Closest to home, and perhaps worst of all, is what HUD threatened to do to Galveston. Hurricane Ike severely damaged Galveston’s already deteriorated public housing projects. Local officials demolished the housing soon after the storm. Rather than rebuilding the projects, Galveston’s government wanted to use Housing Choice Vouchers to accommodate the island’s poor throughout the island. The idea would have been more in keeping with the tenets of Fair Housing, but HUD said ‘no.’ They threatened to withhold all of Galveston’s rebuilding funds, unless the City put back its old public housing projects.

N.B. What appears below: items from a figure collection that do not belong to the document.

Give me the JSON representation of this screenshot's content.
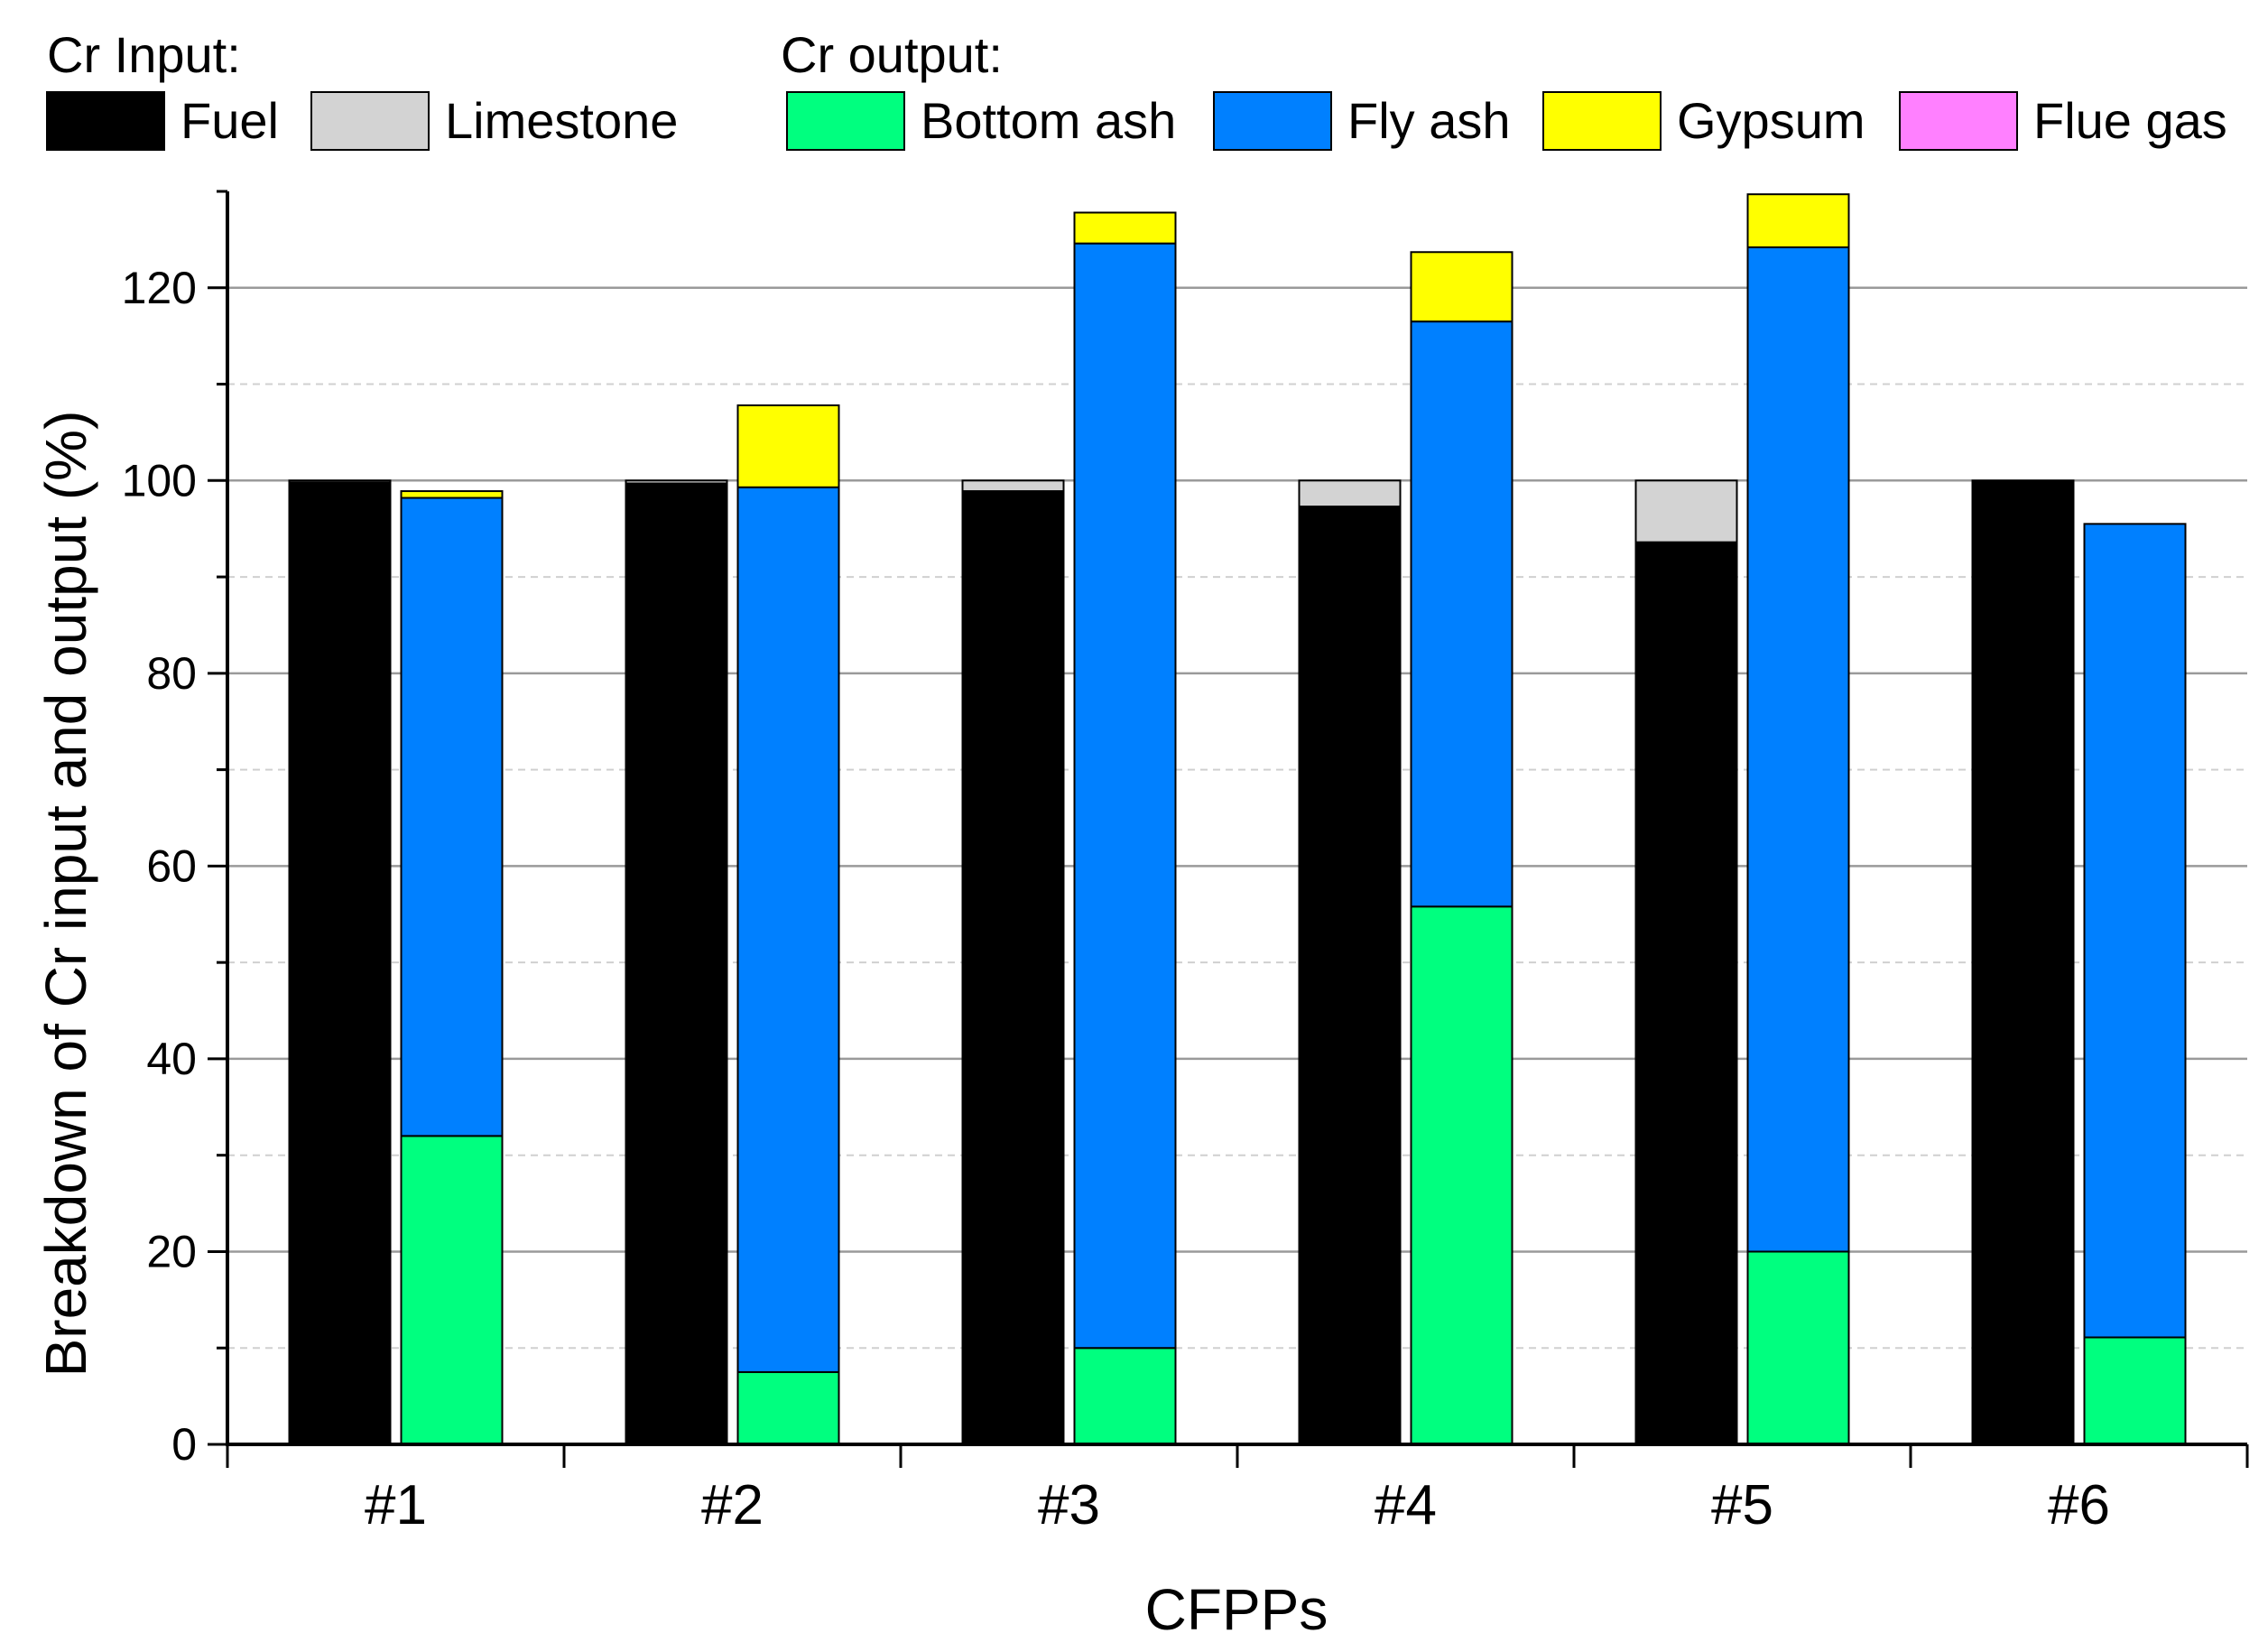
{
  "chart_data": {
    "type": "bar",
    "title": "",
    "xlabel": "CFPPs",
    "ylabel": "Breakdown of Cr input and output (%)",
    "ylim": [
      0,
      130
    ],
    "yticks": [
      0,
      20,
      40,
      60,
      80,
      100,
      120
    ],
    "categories": [
      "#1",
      "#2",
      "#3",
      "#4",
      "#5",
      "#6"
    ],
    "grid": "horizontal",
    "legend_position": "top",
    "legend_groups": [
      {
        "title": "Cr Input:",
        "entries": [
          "Fuel",
          "Limestone"
        ]
      },
      {
        "title": "Cr output:",
        "entries": [
          "Bottom ash",
          "Fly ash",
          "Gypsum",
          "Flue gas"
        ]
      }
    ],
    "input_stack": {
      "series": [
        {
          "name": "Fuel",
          "color": "#000000",
          "values": [
            99.8,
            99.7,
            98.9,
            97.3,
            93.6,
            100.0
          ]
        },
        {
          "name": "Limestone",
          "color": "#d3d3d3",
          "values": [
            0.2,
            0.3,
            1.1,
            2.7,
            6.4,
            0.0
          ]
        }
      ]
    },
    "output_stack": {
      "series": [
        {
          "name": "Bottom ash",
          "color": "#00ff7f",
          "values": [
            32.0,
            7.5,
            10.0,
            55.8,
            20.0,
            11.1
          ]
        },
        {
          "name": "Fly ash",
          "color": "#0080ff",
          "values": [
            66.2,
            91.8,
            114.6,
            60.7,
            104.2,
            84.4
          ]
        },
        {
          "name": "Gypsum",
          "color": "#ffff00",
          "values": [
            0.7,
            8.5,
            3.2,
            7.2,
            5.5,
            0.0
          ]
        },
        {
          "name": "Flue gas",
          "color": "#ff80ff",
          "values": [
            0.0,
            0.0,
            0.0,
            0.0,
            0.0,
            0.0
          ]
        }
      ]
    }
  }
}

While HUD forces new public and low-income housing projects on cities and towns, Serious problems persist in existing housing: crime; rodent and bug infestations; structural problems; sewage back ups; electrical fires. When I was President of the Braeburn Super Neighborhood, I and my colleagues worked to address these sorts of problems at three apartment complexes, totaling about 1,000 units, near Sharpstown High School. After a decade-long battle, only one of the complexes has been addressed in any meaningful way; and it was the smallest, least troubled of the three.
Our slow progress wasn’t for lack of trying. We hammered local officials on the issue. We contacted State officials. We worked with private investors. (In fact, were it not for private investors using tax credits, we wouldn’t have even been able to address that one complex). But we never got help from HUD. They didn’t even have anyone to contact about our issues. It really felt like they didn’t care about our area. And my old neighborhood is not alone. Neighborhoods all over the Country face deteriorating housing stock, urban blight, and a lack of funds to make repairs – and most get no help from HUD.
The experience was really frustrating. The ideas behind Fair Housing Law are noble; but HUD’s new approach is not. They’re going to war with cities and towns, while ignoring the call to improve existing housing. It’s not fair.